«Se non viene governato non solo in ordine all’accoglienza ma anche con un sistema di integrazione il fenomeno dell’immigrazione rischia di travolgere il Paese e le regioni di frontiera come la Calabria e la Sicilia». È quanto ha affermato il presidente della regione Roberto Occhiuto al TgCom nel corso di una lunga intervista con il direttore editoriale Paolo Liguori. «Centomila migranti all’anno in un Paese di 60 milioni di abitanti non dovrebbero costituire un problema – sottolinea – soprattutto per una Nazione che si affaccia sul Mediterraneo dove ci sono tutte le rotte che riguardano i migranti e deve dunque aspettarseli. Diventano troppi perché questo Paese nel corso degli anni non ha costruito un sistema di integrazione diffusa».
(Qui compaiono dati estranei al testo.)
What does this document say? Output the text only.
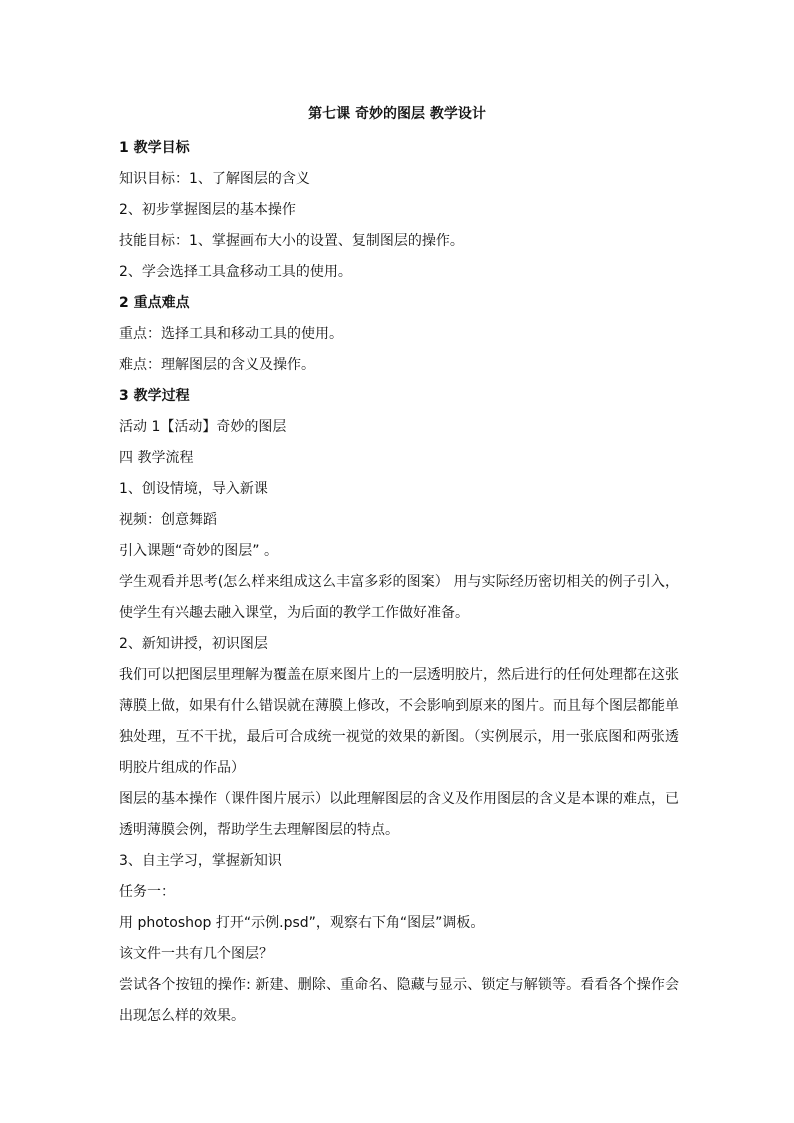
第七课 奇妙的图层 教学设计
1 教学目标
知识目标：1、了解图层的含义
2、初步掌握图层的基本操作
技能目标：1、掌握画布大小的设置、复制图层的操作。
2、学会选择工具盒移动工具的使用。
2 重点难点
重点：选择工具和移动工具的使用。
难点：理解图层的含义及操作。
3 教学过程
活动 1【活动】奇妙的图层
四 教学流程
1、创设情境，导入新课
视频：创意舞蹈
引入课题“奇妙的图层” 。
学生观看并思考(怎么样来组成这么丰富多彩的图案） 用与实际经历密切相关的例子引入，使学生有兴趣去融入课堂，为后面的教学工作做好准备。
2、新知讲授，初识图层
我们可以把图层里理解为覆盖在原来图片上的一层透明胶片，然后进行的任何处理都在这张薄膜上做，如果有什么错误就在薄膜上修改，不会影响到原来的图片。而且每个图层都能单独处理，互不干扰，最后可合成统一视觉的效果的新图。（实例展示，用一张底图和两张透明胶片组成的作品）
图层的基本操作（课件图片展示）以此理解图层的含义及作用图层的含义是本课的难点，已透明薄膜会例，帮助学生去理解图层的特点。
3、自主学习，掌握新知识
任务一：
用 photoshop 打开“示例.psd”，观察右下角“图层”调板。
该文件一共有几个图层？
尝试各个按钮的操作: 新建、删除、重命名、隐藏与显示、锁定与解锁等。看看各个操作会出现怎么样的效果。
«Io ho detto – ricorda il governatore – che ci sono tante famiglie che accoglierebbero i minori non accompagnati e forse li integrerebbero meglio di tante cooperative che sono pagate dallo Stato. Si potrebbe riconoscere un contributo a queste famiglie generando in questo modo un’accoglienza diffusa».
Secondo Occhiuto, «dovremmo avere la capacità di trasformare un problema in un’opportunità». «Io penso – dice a questo proposito il governatore – che tante fasi del processo di accoglienza e di integrazione possano essere svolte da giovani imprenditori, da disoccupati che diventano imprenditori dell’accoglienza».
Poi il presidente della Regione ribadisce, «fa bene il governo ad arginare i flussi, ma vorrei che la politica avesse la maturità di riconoscere che non possono essere bloccati» e dunque occorre «governare il fenomeno». E per questo Occhiuto esprime un auspicio: «Fare dell’accoglienza anche una bella pagina di autoimprenditorialità».